BRUSSELS — European Union leaders said early Friday that legislation enabling rescue aid to be channeled directly to Spanish banks should be agreed by the end of the year, but they left open critical decisions on how soon it could go into effect.
By leaving the start date vague, Germany could shape the legislation over the next three months to delay any use of a new bailout fund to directly recapitalize Spanish lenders until after national elections in September 2013.
The legislation focuses on improving supervision of banks in the euro area by putting them under the aegis of the European Central Bank, and it is one of the tools developed by Europeans aimed at salvaging the euro.
The leaders agreed at their last summit in June that the direct recapitalization of banks could go forward once effective supervision by the European Central Bank is in place.

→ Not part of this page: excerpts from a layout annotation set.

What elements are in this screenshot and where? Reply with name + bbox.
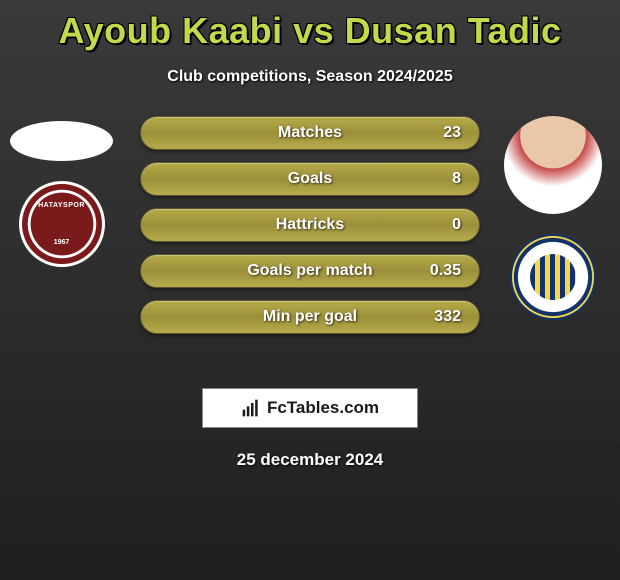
comparison-panel: Matches 23 Goals 8 Hattricks 0 Goals per…	[0, 116, 620, 366]
footer-date: 25 december 2024	[0, 450, 620, 470]
stat-bar-goals: Goals 8	[140, 162, 480, 196]
stat-bars: Matches 23 Goals 8 Hattricks 0 Goals per…	[140, 116, 480, 334]
crest-inner-icon	[530, 254, 576, 300]
stat-value: 332	[434, 308, 461, 326]
stat-value: 23	[443, 124, 461, 142]
left-club-crest	[19, 181, 105, 267]
stat-label: Min per goal	[263, 308, 357, 326]
stat-label: Goals	[288, 170, 332, 188]
left-player-column	[10, 116, 113, 267]
page-title: Ayoub Kaabi vs Dusan Tadic	[0, 0, 620, 52]
footer-brand-box: FcTables.com	[202, 388, 418, 428]
right-player-photo	[504, 116, 602, 214]
stat-label: Hattricks	[276, 216, 344, 234]
stat-label: Goals per match	[247, 262, 372, 280]
stat-bar-matches: Matches 23	[140, 116, 480, 150]
stat-value: 0	[452, 216, 461, 234]
subtitle-text: Club competitions, Season 2024/2025	[0, 68, 620, 86]
footer-brand-text: FcTables.com	[267, 398, 379, 418]
right-club-crest	[510, 234, 596, 320]
stat-bar-hattricks: Hattricks 0	[140, 208, 480, 242]
stat-value: 0.35	[430, 262, 461, 280]
stat-value: 8	[452, 170, 461, 188]
stat-label: Matches	[278, 124, 342, 142]
chart-bars-icon	[241, 398, 261, 418]
left-player-photo	[10, 121, 113, 161]
stat-bar-min-per-goal: Min per goal 332	[140, 300, 480, 334]
right-player-column	[504, 116, 602, 320]
stat-bar-goals-per-match: Goals per match 0.35	[140, 254, 480, 288]
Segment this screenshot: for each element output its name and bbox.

But such direct aid could be an election issue because German citizens have grown weary of paying most of the bill for bailouts, and they are wary of using more funds to help Spanish banks.
At a news conference Friday morning, Chancellor Angela Merkel of Germany would not give a precise start date for the system nor for the direct recapitalization of banks.
Merkel said that Mario Draghi, the president of the central bank, had informed leaders that ‘‘it will take some time until this banking supervision is up and running.’’
The French government and the European Commission have sought to hasten that legislation in order to allow direct recapitalization of some of the eurozone’s most vulnerable banks to start on Jan. 1.
But Francois Hollande, the French president, was also unable to give a date for the start of the system and instead said markets should be confident that direct recapitalization of banks would be able to go forward over the course of 2013.
‘‘The worst is over,’’ Hollande said, seeking to assure investors and citizens that Europe was keeping up momentum to emerge from its financial crisis.